さらにネット社会になり様々な技法を簡単に取り入れることができる時代になったため、もうホントに、進化しっぱなしといっても過言ではありません。
モチーフの名前や編み方も地方によって異なります。これが絶対正しい、というものがトルコ全土で共通なわけではありません。同じものも違う呼び方をしたり、同じ名前のものにたくさんのバリエーションがあったりします。
モチーフ同様、編み方の名称についても何が何を指すのか、日本のように共通ではなく様々なバリエーションがあります。日本の二倍の国土ですから、特にこのような口伝的な手芸で用語が統一されていなくても当然かもしれません。
トルコでもオヤが再注目され始めたのは近年。
長らく伝統として続いてはいましたが、女性全員がやるというようなものではなく、都市部の方はやらない人がほとんど。
トルコにおいても現在では「親から脈々と受け継いで」、という人よりは「市民講座で習う」ほうが一般的かもしれません(それゆえ用語などは段々と共通認識が出来てきているようで、それはありがたい話です)。
「日本人=着物で生活」が既に過去のものと同様、「トルコ人女性=オヤが編める」、というわけでは決してありません。
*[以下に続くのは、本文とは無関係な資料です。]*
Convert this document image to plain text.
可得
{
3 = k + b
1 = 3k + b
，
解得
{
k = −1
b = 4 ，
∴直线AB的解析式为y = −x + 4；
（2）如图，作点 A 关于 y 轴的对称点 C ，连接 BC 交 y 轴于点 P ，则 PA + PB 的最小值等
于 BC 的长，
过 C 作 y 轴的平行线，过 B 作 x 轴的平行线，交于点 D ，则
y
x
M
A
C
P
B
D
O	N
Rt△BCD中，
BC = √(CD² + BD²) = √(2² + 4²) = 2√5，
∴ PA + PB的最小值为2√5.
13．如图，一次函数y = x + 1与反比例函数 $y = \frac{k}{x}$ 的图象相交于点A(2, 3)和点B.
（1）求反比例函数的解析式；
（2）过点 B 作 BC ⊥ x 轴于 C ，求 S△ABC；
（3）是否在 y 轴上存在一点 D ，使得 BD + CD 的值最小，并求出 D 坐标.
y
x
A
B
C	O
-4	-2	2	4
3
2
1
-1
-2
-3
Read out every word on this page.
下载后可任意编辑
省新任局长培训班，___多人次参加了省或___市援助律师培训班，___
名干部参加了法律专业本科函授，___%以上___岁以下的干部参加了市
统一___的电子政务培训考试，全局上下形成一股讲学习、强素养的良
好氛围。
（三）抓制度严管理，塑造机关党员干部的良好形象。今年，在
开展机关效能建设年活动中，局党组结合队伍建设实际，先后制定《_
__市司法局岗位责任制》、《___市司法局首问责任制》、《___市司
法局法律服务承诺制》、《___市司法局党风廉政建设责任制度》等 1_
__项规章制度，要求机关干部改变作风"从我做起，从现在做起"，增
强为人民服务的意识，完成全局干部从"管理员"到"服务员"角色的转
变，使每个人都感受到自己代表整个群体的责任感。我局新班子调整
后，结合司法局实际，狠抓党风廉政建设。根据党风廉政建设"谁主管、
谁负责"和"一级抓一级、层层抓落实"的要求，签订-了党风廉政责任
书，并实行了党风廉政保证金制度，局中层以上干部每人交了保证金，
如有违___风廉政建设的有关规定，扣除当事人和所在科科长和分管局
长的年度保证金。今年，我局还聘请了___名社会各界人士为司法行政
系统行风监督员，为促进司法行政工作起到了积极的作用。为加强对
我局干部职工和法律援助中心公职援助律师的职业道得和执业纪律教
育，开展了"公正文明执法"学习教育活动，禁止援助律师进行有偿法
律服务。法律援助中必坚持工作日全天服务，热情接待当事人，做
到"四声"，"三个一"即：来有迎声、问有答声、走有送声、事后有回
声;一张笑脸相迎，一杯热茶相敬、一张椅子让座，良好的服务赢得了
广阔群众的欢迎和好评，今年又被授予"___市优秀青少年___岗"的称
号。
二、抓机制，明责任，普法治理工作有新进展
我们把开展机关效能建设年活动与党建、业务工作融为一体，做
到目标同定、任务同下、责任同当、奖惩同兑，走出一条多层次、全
ご近所にトルコ人女性がいても、「なんで出来ないの?」などと詰め寄らないでくださいね! 以前、何人かのトルコ人にボヤかれました(笑)
外部からの「再発見」で新たな価値が創造され残っていくのも、それはそれで素敵なことではないでしょうか。
おかげで、はるか離れた日本でも簡単に挑戦し、日常生活に取り入れることが出来るようになっています
(*´∀`*)
ハウツー本でないものは、日本語でもトルコ語でもとても少ないです。
ハウツー本は日本のほうがきれいで見やすく、丁寧だったりします( *´艸`)
【概説本】
*『新装版・世界手芸紀行』(日本ヴォーグ社)2023
←2017年の第一弾の復刊版
*『トルコの伝統手芸 縁飾り(オヤ)の見本帳 』(石本寛治・石本智恵子/高橋書店)2016
*『トルコのちいさなレース編み オヤ: 受け継がれるイーネオヤをつくる楽しみ』(野中幾美/誠文堂新光社)2014
←様々なオヤの種類や古いものについてとても詳しく、読み物としてもハウツー本としてもオススメです。
【イーネオヤ関連】
【トゥーオヤ関連】
【メキッキオヤ関連】
現状日本では七海さんの一冊しかありません! 基本については私のテキストも販売していますので、ご参考までにどうぞ★
【ボンジュクオヤ関連】
ハウツーとしては西田碧さん(とC.R.K.デザインさん)のビーズシリーズ(ボンジュク・オヤ)が順調に出版されています。最初のうちはトルコでも伝統的&一般的なモチーフの紹介やアレンジが多かったですが、最近はオリジナルでとても素敵な作品を作られています。ネット上ではこちらで紹介されているオリジナルモチーフを「伝統のモチーフ」と言っている方もいらして、、、それはすぐバレますのでご注意くださいね(笑)
【トゥー&イーネ】
トルコ文化センターの「イーネオヤ・トゥーオヤ」はどちらも学びたい人にぴったり。トルコ人が選んでいるので、「らしい」モチーフが多いです。
【イーネダンテル】
イーネオヤとほぼ同じ技法で、イーネダンテルという編み物もあります。ダンテル=レース編みです。